A oferta de crédito nesses termos caracteriza abuso de direito e, em muitos casos, fraude estruturada por intermediários ou correspondentes bancários com anuência tácita ou omissão do ente público.

Mesmo não sendo regido por relação tipicamente de consumo entre servidor e ente público, há ampla jurisprudência que admite a aplicação do CDC por analogia: Art. 6º, V – Direito à revisão de cláusulas que se tornaram excessivamente onerosas; Art. 39, IV e V – Proibição de vantagem manifestamente excessiva ou exploração de vulnerabilidade; Lei nº 14.181/2021 – Direito do consumidor superendividado a apresentar plano judicial de pagamento, inclusive com suspensão de cobranças e audiências de conciliação.
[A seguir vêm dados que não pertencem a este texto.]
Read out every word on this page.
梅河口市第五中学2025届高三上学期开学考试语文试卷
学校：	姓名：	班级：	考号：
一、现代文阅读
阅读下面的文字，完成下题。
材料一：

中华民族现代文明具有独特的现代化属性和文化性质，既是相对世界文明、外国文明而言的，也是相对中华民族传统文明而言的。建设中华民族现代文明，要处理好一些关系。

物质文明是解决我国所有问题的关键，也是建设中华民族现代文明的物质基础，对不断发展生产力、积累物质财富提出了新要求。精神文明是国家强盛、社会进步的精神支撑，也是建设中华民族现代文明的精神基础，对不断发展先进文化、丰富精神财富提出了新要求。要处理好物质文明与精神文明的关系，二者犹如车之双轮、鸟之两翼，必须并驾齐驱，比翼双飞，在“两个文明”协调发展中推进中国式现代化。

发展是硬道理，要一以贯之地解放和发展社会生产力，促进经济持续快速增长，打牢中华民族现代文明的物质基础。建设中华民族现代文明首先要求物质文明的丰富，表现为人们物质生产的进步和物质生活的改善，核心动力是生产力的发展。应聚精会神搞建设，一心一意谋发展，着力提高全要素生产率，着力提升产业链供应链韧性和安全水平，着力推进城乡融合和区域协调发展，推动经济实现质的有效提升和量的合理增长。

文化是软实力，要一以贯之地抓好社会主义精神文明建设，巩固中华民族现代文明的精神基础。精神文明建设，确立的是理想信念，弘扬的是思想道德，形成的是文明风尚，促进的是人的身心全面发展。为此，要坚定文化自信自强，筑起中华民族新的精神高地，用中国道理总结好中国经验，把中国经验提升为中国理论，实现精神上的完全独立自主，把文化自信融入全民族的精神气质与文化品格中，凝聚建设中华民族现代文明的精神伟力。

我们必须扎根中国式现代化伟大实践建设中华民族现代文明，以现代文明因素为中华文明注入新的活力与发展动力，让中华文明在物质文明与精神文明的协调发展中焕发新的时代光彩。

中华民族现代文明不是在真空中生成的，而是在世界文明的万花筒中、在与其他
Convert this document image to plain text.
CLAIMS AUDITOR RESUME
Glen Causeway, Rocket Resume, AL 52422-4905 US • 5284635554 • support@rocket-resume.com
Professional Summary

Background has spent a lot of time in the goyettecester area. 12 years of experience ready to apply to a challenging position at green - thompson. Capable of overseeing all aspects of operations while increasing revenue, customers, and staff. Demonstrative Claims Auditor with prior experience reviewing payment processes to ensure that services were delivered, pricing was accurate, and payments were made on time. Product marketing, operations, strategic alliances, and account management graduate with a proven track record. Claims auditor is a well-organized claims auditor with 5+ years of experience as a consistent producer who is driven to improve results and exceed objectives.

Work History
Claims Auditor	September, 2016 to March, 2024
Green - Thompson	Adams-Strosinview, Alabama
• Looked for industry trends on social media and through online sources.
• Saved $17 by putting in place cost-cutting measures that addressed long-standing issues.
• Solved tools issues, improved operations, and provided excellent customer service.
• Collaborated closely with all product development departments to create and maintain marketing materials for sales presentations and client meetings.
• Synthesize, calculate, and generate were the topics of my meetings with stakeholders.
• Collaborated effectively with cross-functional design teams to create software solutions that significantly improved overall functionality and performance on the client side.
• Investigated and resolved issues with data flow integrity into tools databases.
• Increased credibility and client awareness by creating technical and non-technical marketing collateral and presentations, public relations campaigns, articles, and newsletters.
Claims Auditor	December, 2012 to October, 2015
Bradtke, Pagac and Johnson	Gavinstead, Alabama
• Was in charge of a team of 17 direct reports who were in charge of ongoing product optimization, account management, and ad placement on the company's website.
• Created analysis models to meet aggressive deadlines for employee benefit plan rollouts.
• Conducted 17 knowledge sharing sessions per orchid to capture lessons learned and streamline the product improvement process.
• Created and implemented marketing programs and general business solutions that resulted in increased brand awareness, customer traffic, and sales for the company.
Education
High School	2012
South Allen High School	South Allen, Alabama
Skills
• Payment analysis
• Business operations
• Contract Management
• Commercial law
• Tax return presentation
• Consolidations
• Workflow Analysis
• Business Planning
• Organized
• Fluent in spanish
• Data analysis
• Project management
Entre as principais causas de fraude, está a ausência de fiscalização por parte do ente público sobre as operações da empresa conveniada.

O ente público tem responsabilidade objetiva perante tais operações, nos termos da Constituição Federal – Art. 37, §6º: “As pessoas jurídicas de direito público responderão pelos danos que seus agentes, nessa qualidade, causarem a terceiros.”

O Estado responde objetivamente, bastando a demonstração do dano e do nexo de causalidade. A omissão do dever de fiscalização e controle é suficiente para configurar a responsabilidade.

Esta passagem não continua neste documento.